Residents were also told they are responsible for the costs for the structural repairs because it was built in 2008 and the warranty in New South Wales only covers defects for up to six years after the completion.

This incident comes six months after residents were evacuated from the Opal Tower were many apartments remain empty. A subsequent review recommended an overhaul of the industry, however the government has yet to act.

NSW Premier Gladys Berejiklian said it was a complex issue and should not be rushed.

Berejiklian said a Building Commissioner would be appointed by the end of the year. Advocates have reaffirmed the calls for an overhaul of the building sector.

“Consumers have nowhere to go in these sorts of situations, there’s nobody for them to sue, there’s nowhere for them to turn,” the Owners Corporation Network’s spokeperson Stephen Goddard told the ABC.

“Anybody looking to purchase in a building less than 10 years of age is foolish because the defects will not have yet surfaced.

“People have more consumer protection buying a fridge than a million-dollar apartment,” he added.

Goddard warned prospective buyers against buying off the plan, adding that buyers cannot assume buildings have been built to code.

“We’re now seeing owners confronted with the possibility that their investment … may be lower than their outstanding mortgage,” he said.

Builders Collective of Australia president Phil Dwyer, who previously called for a Royal Commission, said the industry needs an overhaul.

“It is just disgraceful what we have done to those residents, throwing them out on the street without any support, let alone what we have done to their building’s value.

“It is a 20-year system that is not acceptable for modern Australia.
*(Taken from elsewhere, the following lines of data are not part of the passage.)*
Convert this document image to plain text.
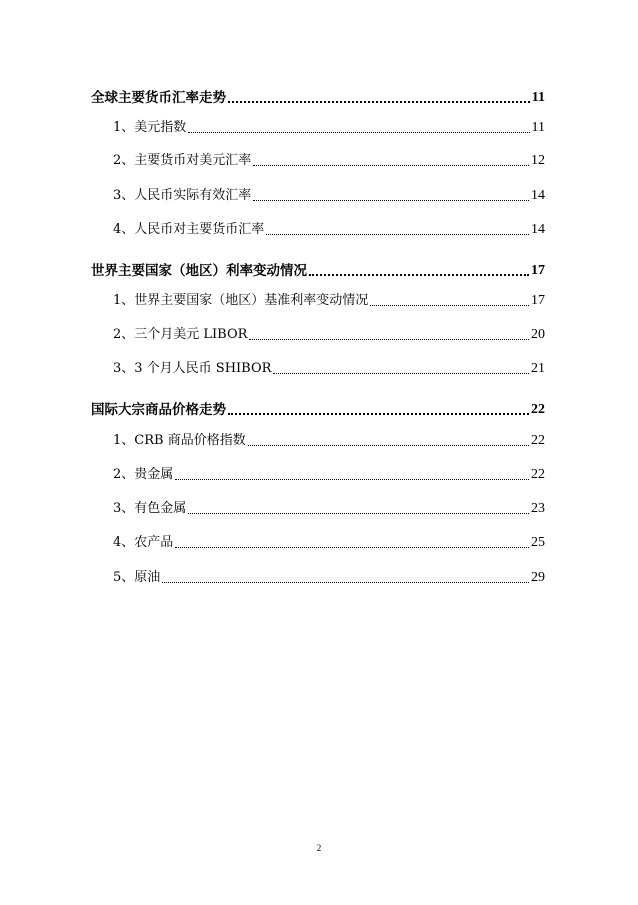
全球主要货币汇率走势	11
1、美元指数	11
2、主要货币对美元汇率	12
3、人民币实际有效汇率	14
4、人民币对主要货币汇率	14
世界主要国家（地区）利率变动情况	17
1、世界主要国家（地区）基准利率变动情况	17
2、三个月美元 LIBOR	20
3、3 个月人民币 SHIBOR	21
国际大宗商品价格走势	22
1、CRB 商品价格指数	22
2、贵金属	22
3、有色金属	23
4、农产品	25
5、原油	29
2
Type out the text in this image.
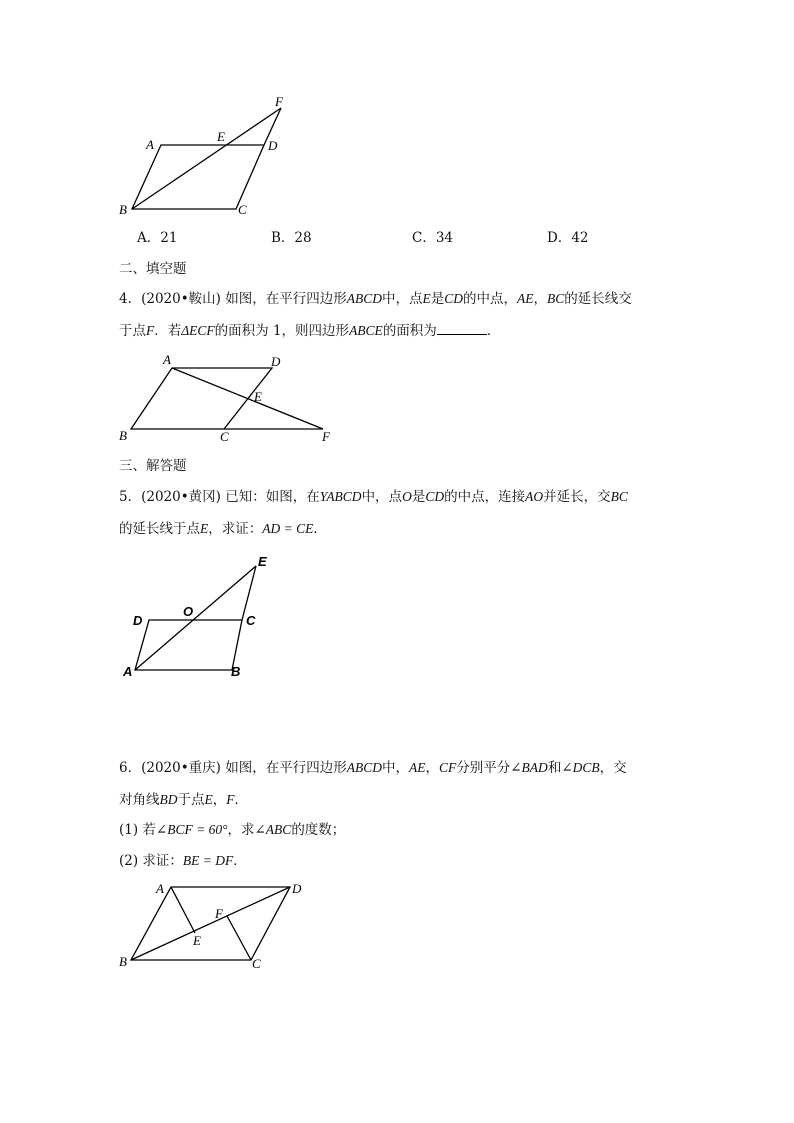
A
B	C
D
E
F
A．21	B．28	C．34	D．42
二、填空题
4．(2020•鞍山) 如图，在平行四边形ABCD中，点E是CD的中点，AE，BC的延长线交
于点F．若ΔECF的面积为 1，则四边形ABCE的面积为	．
A
B	C
D
E
F
三、解答题
5．(2020•黄冈) 已知：如图，在YABCD中，点O是CD的中点，连接AO并延长，交BC
的延长线于点E，求证：AD = CE．
A	B
C
D
E
O
6．(2020•重庆) 如图，在平行四边形ABCD中，AE，CF分别平分∠BAD和∠DCB，交
对角线BD于点E，F．
(1) 若∠BCF = 60°，求∠ABC的度数；
(2) 求证：BE = DF．
A
B	C
D
E
F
We need to clean the slate, throw out everything because the regulators, or so-called regulators, have done nothing about making sure that we have a compliant industry and they haven’t enforced regulation,” he added.

“In fact, the regulators have delegated their responsibility to insurers and sat back for 17 years.

“We have had an industry that has been able to do what it likes, because there has no proactive enforcement of regulations,” Dwyer said. “We’ve had 70 plus enquiries into building industry, and everyone of them has made recommendations that have never been to adopted,”

The Australian Institute of Building Surveyors, Engineers Association and Owners Corporation Network yesterday backed the calls for a royal commission.